Il centrocampista spagnolo ha ancora almeno 10-15 anni di carriera davanti e in una situazione come questa, con le offerte che saranno arrivate a Gabri Veiga, è difficile pensare che le cifre scritte su un contratto siano davvero l’unica variabile. Come avevo già scritto qualche giorno fa, viene da chiedersi - e lo faccio in maniera tutt’altro che retorica - se Gabri Veiga sia stato convinto che la Saudi Pro League in questo arco di tempo sarà capace di dargli opportunità migliori di un campionato come la Serie A o la Premier League: è a questo quello a cui si riferiscono i calciatori quando dicono che sono stati “convinti dal progetto”? Interrogato sulla questione, l’allenatore del Celta Vigo, Rafa Benitez, ha risposto in maniera interessante. «Questa è una situazione che gli cambia la vita, a lui e alla sua famiglia. Poi, con l’età che ha, può tornare a giocare in campionati più competitivi in futuro…». A questo punto l’allenatore spagnolo si è interrotto come se gli fosse sopraggiunto qualcosa in mente all’improvviso e, toccandosi il volto con un po’ di imbarazzo, ha aggiunto: «…anche se pure il campionato saudita potrebbe diventare competitivo in futuro».
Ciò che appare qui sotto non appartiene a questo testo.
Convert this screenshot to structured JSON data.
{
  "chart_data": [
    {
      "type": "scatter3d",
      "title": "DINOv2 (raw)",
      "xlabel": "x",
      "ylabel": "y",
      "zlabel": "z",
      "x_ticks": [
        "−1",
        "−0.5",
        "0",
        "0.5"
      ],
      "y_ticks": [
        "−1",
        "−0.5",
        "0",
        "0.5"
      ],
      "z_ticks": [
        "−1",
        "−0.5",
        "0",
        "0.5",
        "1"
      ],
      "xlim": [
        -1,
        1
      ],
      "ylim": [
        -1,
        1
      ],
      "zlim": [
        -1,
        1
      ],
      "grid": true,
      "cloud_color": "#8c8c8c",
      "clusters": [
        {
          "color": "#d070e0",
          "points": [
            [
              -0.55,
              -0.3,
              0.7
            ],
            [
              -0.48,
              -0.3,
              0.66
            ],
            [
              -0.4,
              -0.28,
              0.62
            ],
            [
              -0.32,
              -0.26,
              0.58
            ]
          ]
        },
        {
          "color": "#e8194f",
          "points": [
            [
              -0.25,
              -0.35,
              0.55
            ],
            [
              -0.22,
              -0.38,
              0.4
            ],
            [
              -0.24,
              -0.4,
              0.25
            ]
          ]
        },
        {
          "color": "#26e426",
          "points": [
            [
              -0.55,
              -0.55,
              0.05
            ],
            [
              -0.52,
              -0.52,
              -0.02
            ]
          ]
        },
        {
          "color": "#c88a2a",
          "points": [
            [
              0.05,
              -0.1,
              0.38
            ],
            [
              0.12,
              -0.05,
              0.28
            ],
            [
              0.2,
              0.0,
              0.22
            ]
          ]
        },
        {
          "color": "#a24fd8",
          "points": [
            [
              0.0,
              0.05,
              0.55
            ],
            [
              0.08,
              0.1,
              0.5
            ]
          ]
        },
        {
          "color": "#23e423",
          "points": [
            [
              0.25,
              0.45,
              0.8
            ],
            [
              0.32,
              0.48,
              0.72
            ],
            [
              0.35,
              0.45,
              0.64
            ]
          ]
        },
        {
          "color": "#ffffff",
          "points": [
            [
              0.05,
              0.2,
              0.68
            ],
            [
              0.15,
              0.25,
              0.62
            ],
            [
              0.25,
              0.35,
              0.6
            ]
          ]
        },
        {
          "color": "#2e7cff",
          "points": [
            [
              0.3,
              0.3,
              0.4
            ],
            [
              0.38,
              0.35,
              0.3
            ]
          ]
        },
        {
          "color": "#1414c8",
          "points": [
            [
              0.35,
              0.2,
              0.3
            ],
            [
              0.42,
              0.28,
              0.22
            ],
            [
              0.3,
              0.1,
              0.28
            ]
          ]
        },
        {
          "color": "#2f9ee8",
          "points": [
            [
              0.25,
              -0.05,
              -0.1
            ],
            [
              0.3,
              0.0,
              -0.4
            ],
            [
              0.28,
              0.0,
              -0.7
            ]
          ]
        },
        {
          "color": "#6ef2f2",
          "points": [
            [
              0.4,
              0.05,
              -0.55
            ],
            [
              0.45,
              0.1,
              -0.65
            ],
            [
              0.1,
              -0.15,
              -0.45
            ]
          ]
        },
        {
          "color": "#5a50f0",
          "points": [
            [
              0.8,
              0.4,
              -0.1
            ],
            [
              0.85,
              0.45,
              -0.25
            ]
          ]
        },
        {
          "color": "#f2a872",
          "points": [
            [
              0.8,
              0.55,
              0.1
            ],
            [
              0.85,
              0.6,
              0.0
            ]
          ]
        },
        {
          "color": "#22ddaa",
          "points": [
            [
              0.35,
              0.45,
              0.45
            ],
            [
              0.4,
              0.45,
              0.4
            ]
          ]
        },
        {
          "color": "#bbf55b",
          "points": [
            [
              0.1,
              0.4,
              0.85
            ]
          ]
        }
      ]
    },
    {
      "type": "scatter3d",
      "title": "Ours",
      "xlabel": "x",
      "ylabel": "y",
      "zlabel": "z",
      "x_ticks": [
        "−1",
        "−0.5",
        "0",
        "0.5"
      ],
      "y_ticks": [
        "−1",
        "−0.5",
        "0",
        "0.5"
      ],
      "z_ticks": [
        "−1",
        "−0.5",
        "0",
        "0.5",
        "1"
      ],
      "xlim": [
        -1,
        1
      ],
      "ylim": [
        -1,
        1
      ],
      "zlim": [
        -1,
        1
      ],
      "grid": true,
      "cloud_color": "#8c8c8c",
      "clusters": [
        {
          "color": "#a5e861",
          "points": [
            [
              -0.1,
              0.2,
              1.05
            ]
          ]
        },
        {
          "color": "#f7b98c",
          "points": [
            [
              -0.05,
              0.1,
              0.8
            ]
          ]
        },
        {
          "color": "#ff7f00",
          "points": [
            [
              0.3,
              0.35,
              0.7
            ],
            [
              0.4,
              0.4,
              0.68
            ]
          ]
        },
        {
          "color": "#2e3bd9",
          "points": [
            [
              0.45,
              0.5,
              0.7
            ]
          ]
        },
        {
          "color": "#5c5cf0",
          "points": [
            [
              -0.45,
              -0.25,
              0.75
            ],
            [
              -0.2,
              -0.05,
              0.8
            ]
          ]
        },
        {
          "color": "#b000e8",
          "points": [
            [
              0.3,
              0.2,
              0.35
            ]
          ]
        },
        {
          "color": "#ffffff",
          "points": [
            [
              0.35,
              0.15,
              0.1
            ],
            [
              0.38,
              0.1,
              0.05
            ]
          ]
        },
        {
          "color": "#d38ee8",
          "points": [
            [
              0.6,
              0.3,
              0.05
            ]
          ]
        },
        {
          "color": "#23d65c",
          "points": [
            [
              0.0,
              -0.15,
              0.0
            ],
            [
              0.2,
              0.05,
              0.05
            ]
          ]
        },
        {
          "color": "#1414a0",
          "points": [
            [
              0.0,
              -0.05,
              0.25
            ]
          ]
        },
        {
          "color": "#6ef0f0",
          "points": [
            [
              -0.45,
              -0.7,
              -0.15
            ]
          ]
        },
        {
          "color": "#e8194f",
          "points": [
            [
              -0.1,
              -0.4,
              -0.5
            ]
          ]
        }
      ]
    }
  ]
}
Con l’acquisto di Gabri Veiga, insomma, il campionato saudita ha proiettato la sua ambizione sul resto del mondo. Non solo una valvola di sfogo per calciatori in là con l’età che i club europei non sarebbero mai riusciti a capitalizzare in maniera soddisfacente, ma in un prossimo futuro uno dei migliori campionati del Golfo, o chissà del mondo, in ogni caso un campionato in cui anche i migliori talenti del campionato spagnolo ambiscono a giocare. Ovviamente di mezzo c’è una montagna di soldi e dilemmi etici che rendono l’intera operazione quanto meno discutibile, oltre a mille variabili che possono andare storte, ma è indubbio che con questa operazione il campionato saudita sia riuscito a proiettare una propria immagine nel futuro. Il che è interessante tornando a noi, forse ancora incapaci di accettare di essere diventati periferia del calcio globale, di immaginare un futuro che non sia una riproposizione invecchiata del passato. Ed è questo il punto: guardando quest’ultima sessione di mercato sareste capaci di dire che futuro immaginano i presidenti dei club, le istituzioni per la Serie A?